1 Downloading and preprocessing the data In this we are going to get familiar with pandas, the python module which is used to process and analyse data. Processing could include removing unknown values from the data or replacing unknown values with values which make sense, maybe 0. Analysing the data could include finding out the trend of a stock price, e.g. how the stock price changes with respect to the Nifty 50 basket of stocks or S&P500. The data was stored in the pandas dataframe. We calculated the max and min price of last 90 days. Then we analysed the data types and converted the date into the datetime64(ns) for performing operations based on the date. In this finally we calculated VWAP (Volume weighted average price) of the stack. ( VWAP = sum(price*volume)/sum(volume) ) [https://www.investopedia.com/terms/v/vwap.asp]. Adding a column “Day Perc Change” where the values are the daily change in percentage i.e. percentage change between the two consecutive days closing price and then with the help of this info add info in the trend column.
2 Data visualization and Technical Analysis 'A picture speaks a thousand words' has never been truer in financial markets. Absolutely no one goes through the millions of rows of numbers, we always prefer the data in a plotted form to draw better inferences. This module would cover the plotting, basic technical indicators and our own customisation, and making our own trade calls. Plotting the stock price will give the general trend of the stock. Then we plotted the stem plot and analyze the relation between volume and daily percentage change. We plotted the pi-chart for all the trend. We next analyse the behaviour of different stocks and how they are correlated. The correlation is performed on the percentage change of the stock price of the 5 stocks. Volatility of the stocks are carried out. Volatility is the change in variance in the returns of a stock over a specific period of time. https://www.investopedia.com/terms/v/volatility.asp
The calculation of volatility lead to useful indicator known as beta. Bollinger band are plotted which are extremely reliable, with a 95% accuracy at 2 standard deviations.
3 Fundamental analysis using Regression This module would introduce us to the Regression related inferences to be drawn from the data. Regression is basically a statistical approach to find the relationship between variables. In machine learning, this is used to predict the outcome of an event based on the relationship between variables obtained from the data-set. More often than not, we utilize linear regression to come up with an ideal inference. We'd be using the regression model to predict the gold prices. CAPM CAPM Analysis and Beta Calculation using regression - CAPM(Capital Asset Pricing Model) attempts to price securities by examining the relationship that exists between expected returns and risk. (Investopedia CAPM reference) The Beta of an asset is a measure of the sensitivity of its returns relative to a market benchmark (usually a market index). How sensitive/insensitive is the returns of an asset to the overall market returns (usually a market index like S&P 500 index). What happens when the market jumps, does the returns of the asset jump accordingly or jump somehow. So in this case beta is generally the coefficient of linear regression model.
4 Trade Call Prediction using Classification we'd be covering the concept of classification and utilize our skills to predict on basis of classification. The classification model is trained on the bollinger columns and stock price as input and as output. We will utilize the classification model to make a trade call and measure the efficiency of our trading algo.

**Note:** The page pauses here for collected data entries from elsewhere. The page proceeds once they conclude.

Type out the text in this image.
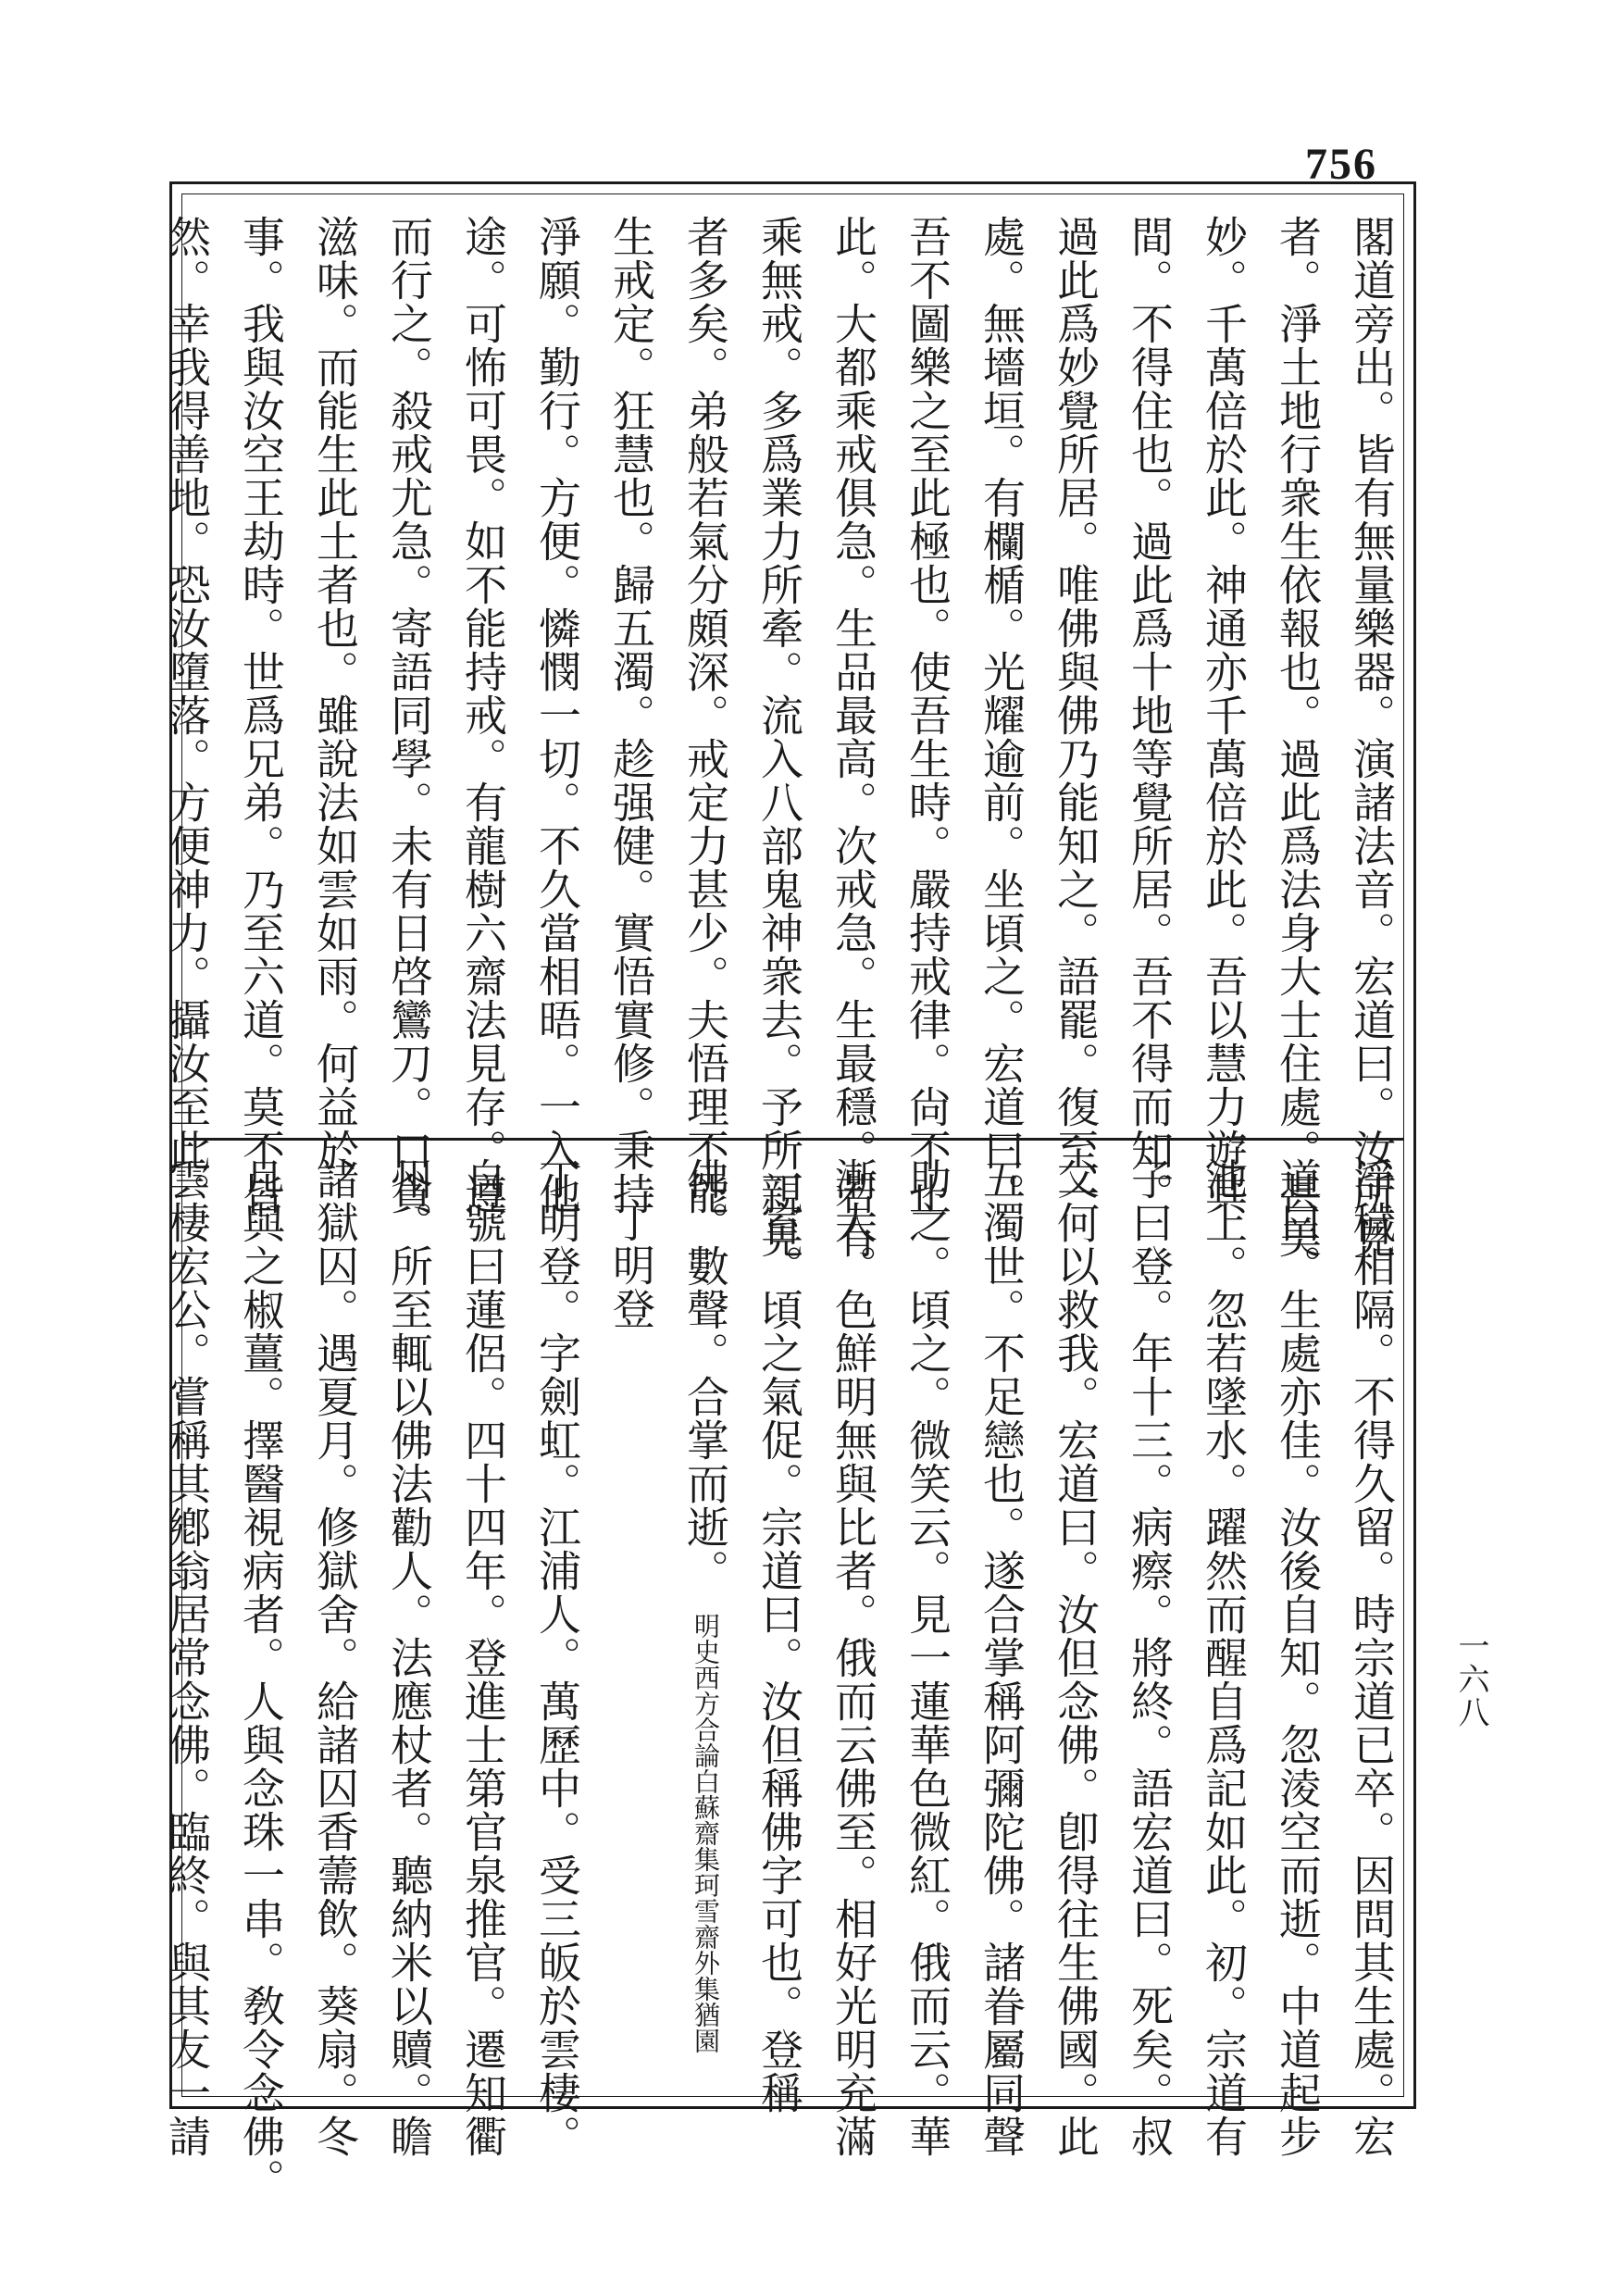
756
一六八
閣道旁出。皆有無量樂器。演諸法音。宏道曰。汝所見
者。淨土地行衆生依報也。過此爲法身大士住處。甚美
妙。千萬倍於此。神通亦千萬倍於此。吾以慧力遊其
間。不得住也。過此爲十地等覺所居。吾不得而知。
過此爲妙覺所居。唯佛與佛乃能知之。語罷。復至一
處。無墻垣。有欄楯。光耀逾前。坐頃之。宏道曰。
吾不圖樂之至此極也。使吾生時。嚴持戒律。尙不止
此。大都乘戒俱急。生品最高。次戒急。生最穩。若有
乘無戒。多爲業力所牽。流入八部鬼神衆去。予所親見
者多矣。弟般若氣分頗深。戒定力甚少。夫悟理不能
生戒定。狂慧也。歸五濁。趁强健。實悟實修。秉持
淨願。勤行。方便。憐憫一切。不久當相晤。一入他
途。可怖可畏。如不能持戒。有龍樹六齋法見存。遵
而行之。殺戒尤急。寄語同學。未有日啓鸞刀。口貪
滋味。而能生此土者也。雖說法如雲如雨。何益於
事。我與汝空王劫時。世爲兄弟。乃至六道。莫不皆
然。幸我得善地。恐汝墮落。方便神力。攝汝至此。
淨穢相隔。不得久留。時宗道已卒。因問其生處。宏
道曰。生處亦佳。汝後自知。忽淩空而逝。中道起步
池上。忽若墜水。躍然而醒自爲記如此。初。宗道有
子曰登。年十三。病瘵。將終。語宏道曰。死矣。叔
父何以救我。宏道曰。汝但念佛。卽得往生佛國。此
五濁世。不足戀也。遂合掌稱阿彌陀佛。諸眷屬同聲
助之。頃之。微笑云。見一蓮華色微紅。俄而云。華
漸大。色鮮明無與比者。俄而云佛至。相好光明充滿
一室。頃之氣促。宗道曰。汝但稱佛字可也。登稱
佛。數聲。合掌而逝。 明史西方合論白蘇齋集珂雪齋外集猶園
丁明登
丁明登。字劍虹。江浦人。萬歷中。受三皈於雲棲。
自號曰蓮侶。四十四年。登進士第官泉推官。遷知衢
州。所至輒以佛法勸人。法應杖者。聽納米以贖。瞻
諸獄囚。遇夏月。修獄舍。給諸囚香薷飲。葵扇。冬
月與之椒薑。擇醫視病者。人與念珠一串。敎令念佛。
雲棲宏公。嘗稱其鄕翁居常念佛。臨終。與其友一請
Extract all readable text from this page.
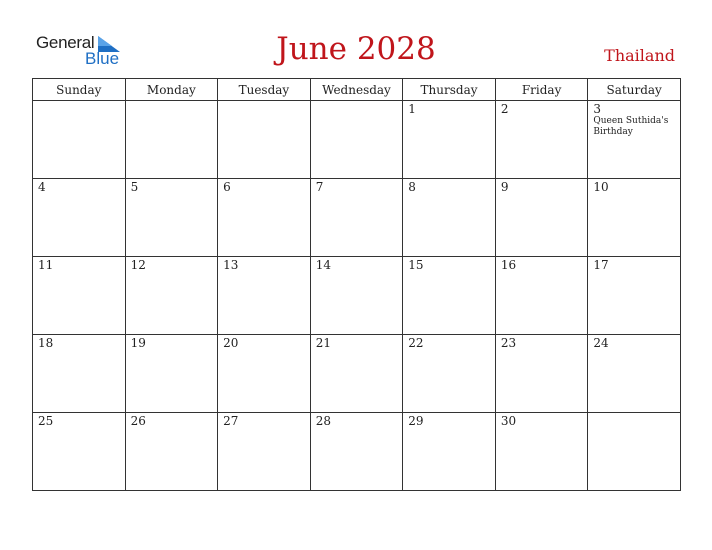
General
Blue	June 2028	Thailand
Sunday	Monday	Tuesday	Wednesday	Thursday	Friday	Saturday

				1	2	3
Queen Suthida's Birthday

4	5	6	7	8	9	10

11	12	13	14	15	16	17

18	19	20	21	22	23	24

25	26	27	28	29	30	
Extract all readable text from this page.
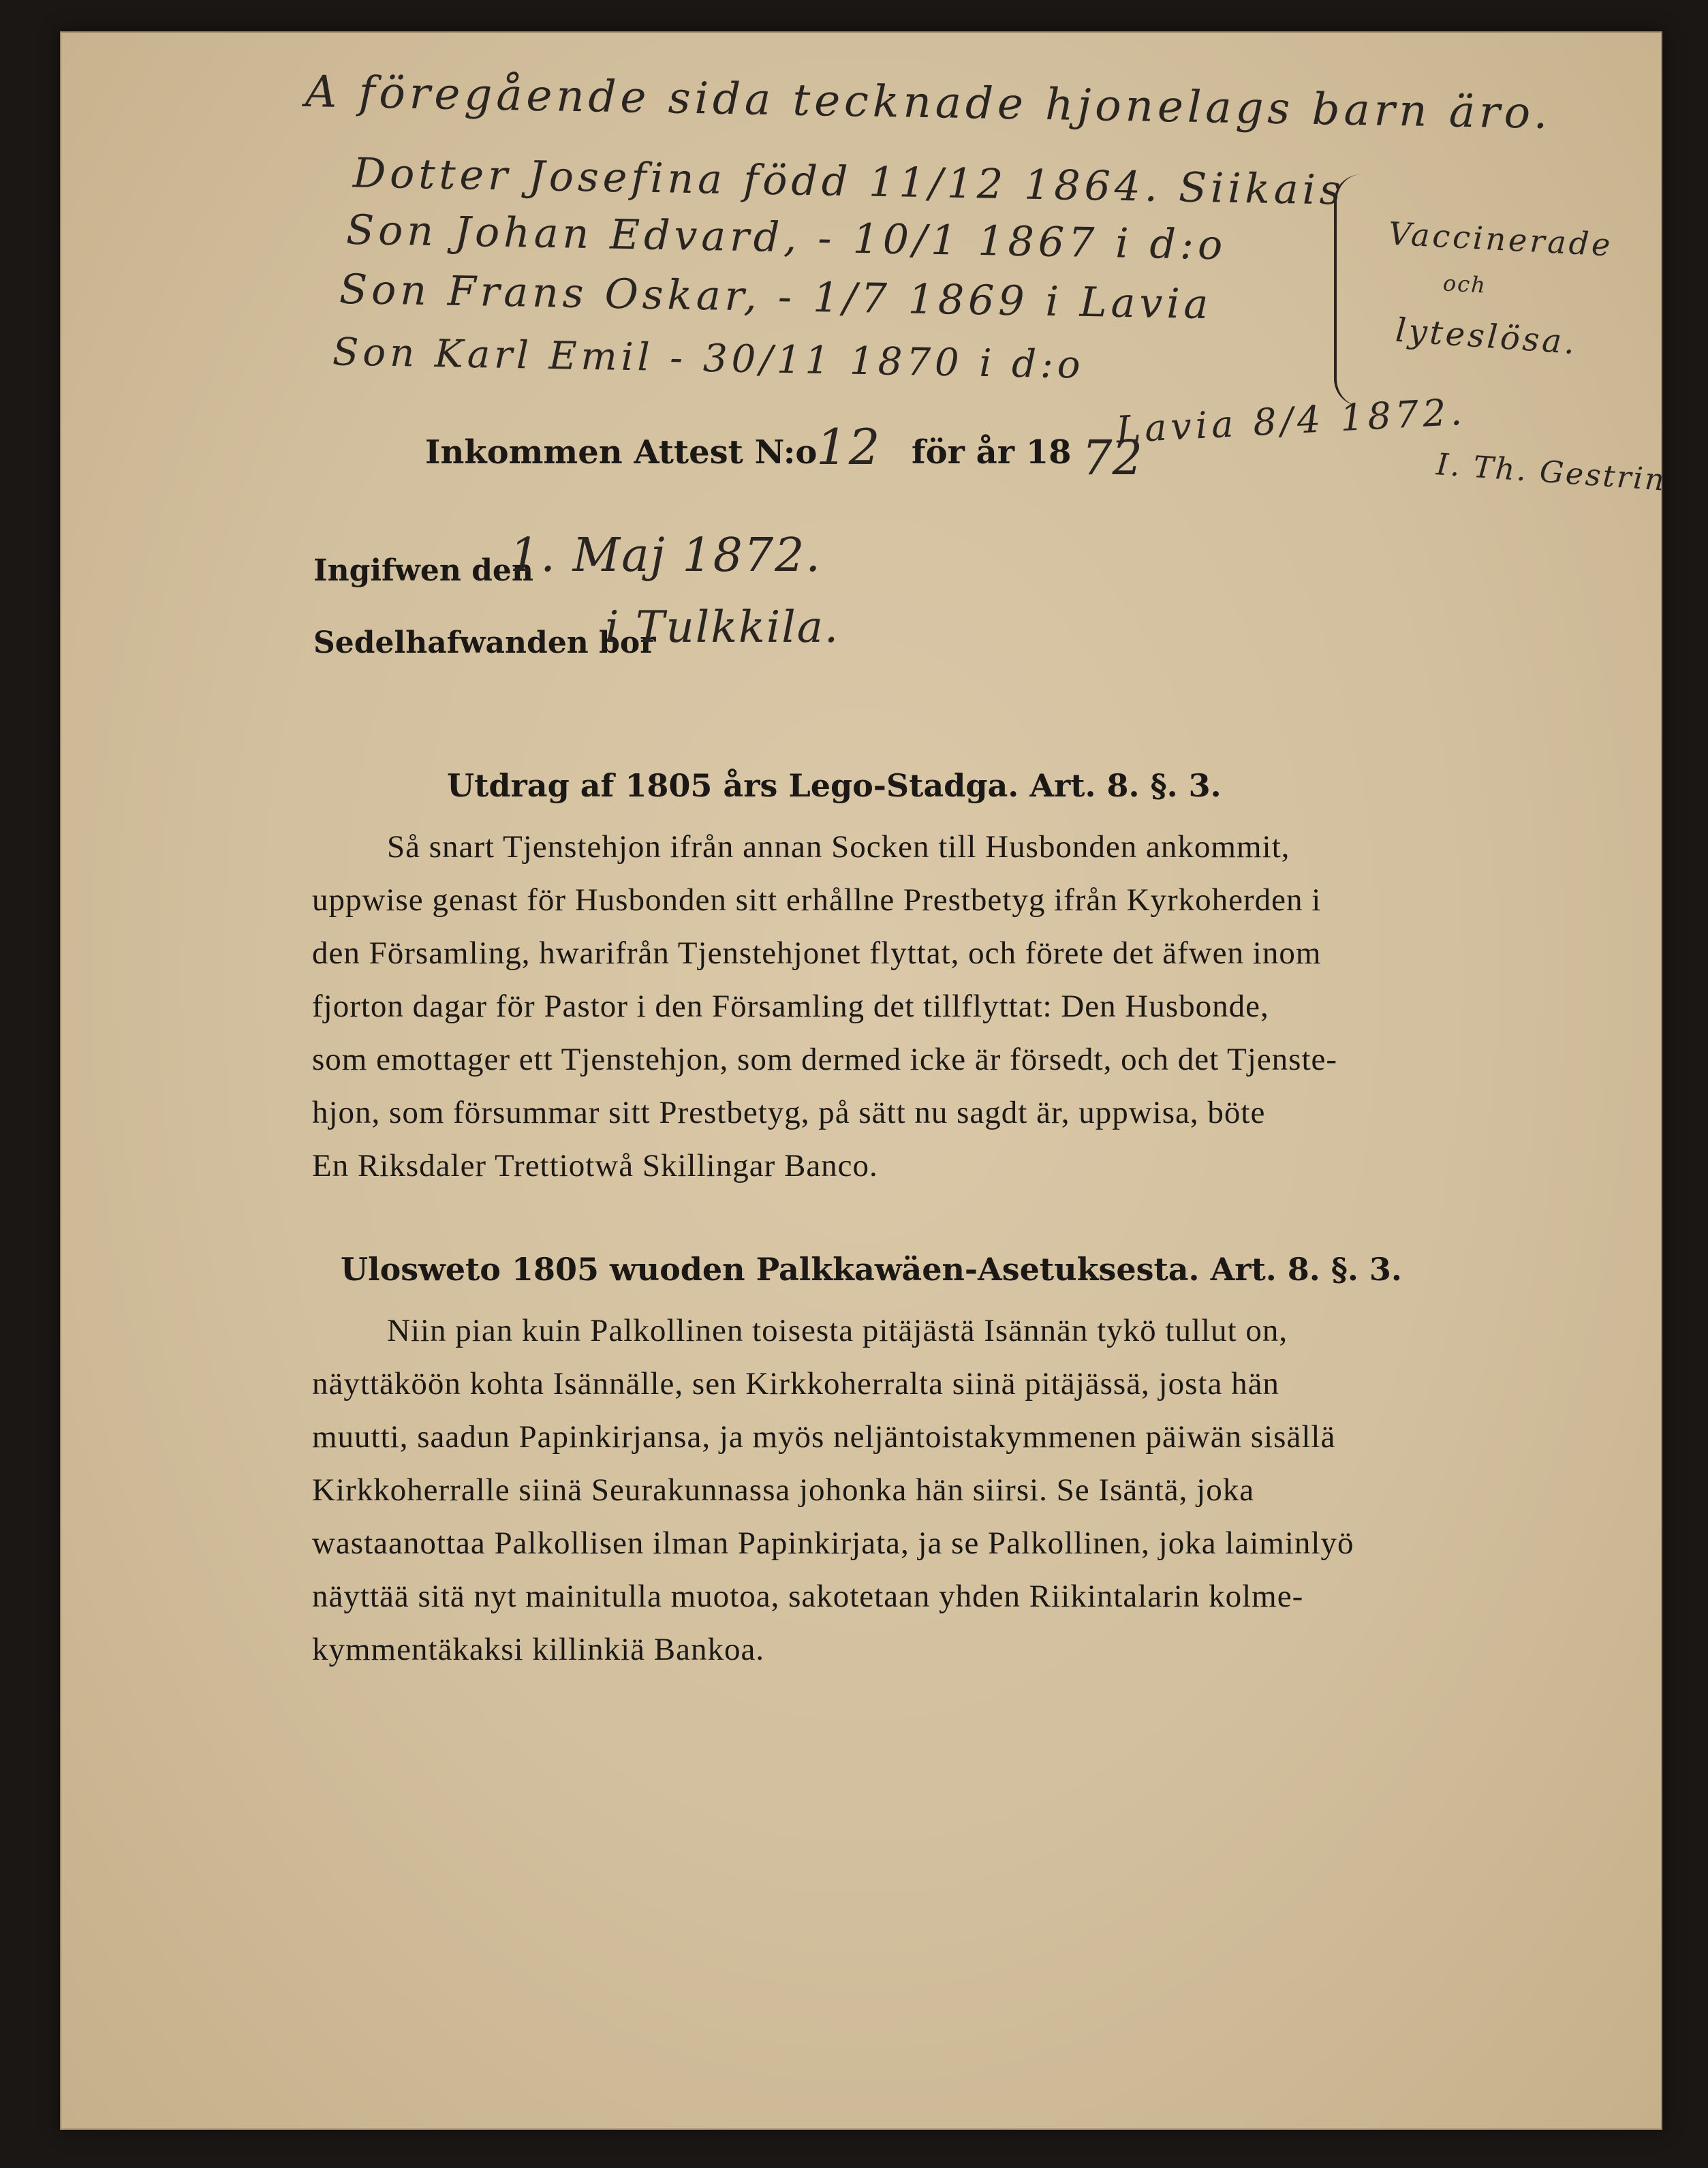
A föregående sida tecknade hjonelags barn äro.
Dotter Josefina född 11/12 1864. Siikais
Son Johan Edvard, - 10/1 1867 i d:o
Son Frans Oskar, - 1/7 1869 i Lavia
Son Karl Emil - 30/11 1870 i d:o
Vaccinerade
och
lyteslösa.
Lavia 8/4 1872.
I. Th. Gestrin
Inkommen Attest N:o
12 för år 18 72
Ingifwen den
1. Maj 1872.
Sedelhafwanden bor
i Tulkkila.
Utdrag af 1805 års Lego-Stadga. Art. 8. §. 3.
Så snart Tjenstehjon ifrån annan Socken till Husbonden ankommit,
uppwise genast för Husbonden sitt erhållne Prestbetyg ifrån Kyrkoherden i
den Församling, hwarifrån Tjenstehjonet flyttat, och förete det äfwen inom
fjorton dagar för Pastor i den Församling det tillflyttat: Den Husbonde,
som emottager ett Tjenstehjon, som dermed icke är försedt, och det Tjenste-
hjon, som försummar sitt Prestbetyg, på sätt nu sagdt är, uppwisa, böte
En Riksdaler Trettiotwå Skillingar Banco.
Ulosweto 1805 wuoden Palkkawäen-Asetuksesta. Art. 8. §. 3.
Niin pian kuin Palkollinen toisesta pitäjästä Isännän tykö tullut on,
näyttäköön kohta Isännälle, sen Kirkkoherralta siinä pitäjässä, josta hän
muutti, saadun Papinkirjansa, ja myös neljäntoistakymmenen päiwän sisällä
Kirkkoherralle siinä Seurakunnassa johonka hän siirsi. Se Isäntä, joka
wastaanottaa Palkollisen ilman Papinkirjata, ja se Palkollinen, joka laiminlyö
näyttää sitä nyt mainitulla muotoa, sakotetaan yhden Riikintalarin kolme-
kymmentäkaksi killinkiä Bankoa.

5 Modern Portfolio Theory In this module, We’ll be looking at investment portfolio optimization with python, the fundamental concept of diversification and the creation of an efficient frontier that can be used by investors to choose specific mixes of assets based on investment goals; that is, the trade off between their desired level of portfolio return vs their desired level of portfolio risk. Modern Portfolio Theory suggests that it is possible to construct an "efficient frontier" of optimal portfolios offering the maximum possible expected return for a given level of risk. It suggests that it is not enough to look at the expected risk and return of one particular stock. By investing in more than one stock, an investor can reap the benefits of diversification, particularly a reduction in the riskiness of the portfolio. MPT quantifies the benefits of diversification, also known as not putting all of your eggs in one basket.
6 Clustering for Diversification analysis Clustering is a method of unsupervised learning and is a common technique for statistical data analysis used in many fields. Clustering is a Machine Learning technique that involves the grouping of data points. Given a set of data points, we can use a clustering algorithm to classify each data point into a specific group. In theory, data points that are in the same group should have similar properties and/or features, while data points in different groups should have highly dissimilar properties and/or features. In financial Markets, Cluster analysis is a technique used to group sets of objects that share similar characteristics. It is common in statistics, but investors will use the approach to build a diversified portfolio. Stocks that exhibit high correlations in returns fall into one basket, those slightly less correlated in another, and so on, until each stock is placed into a category.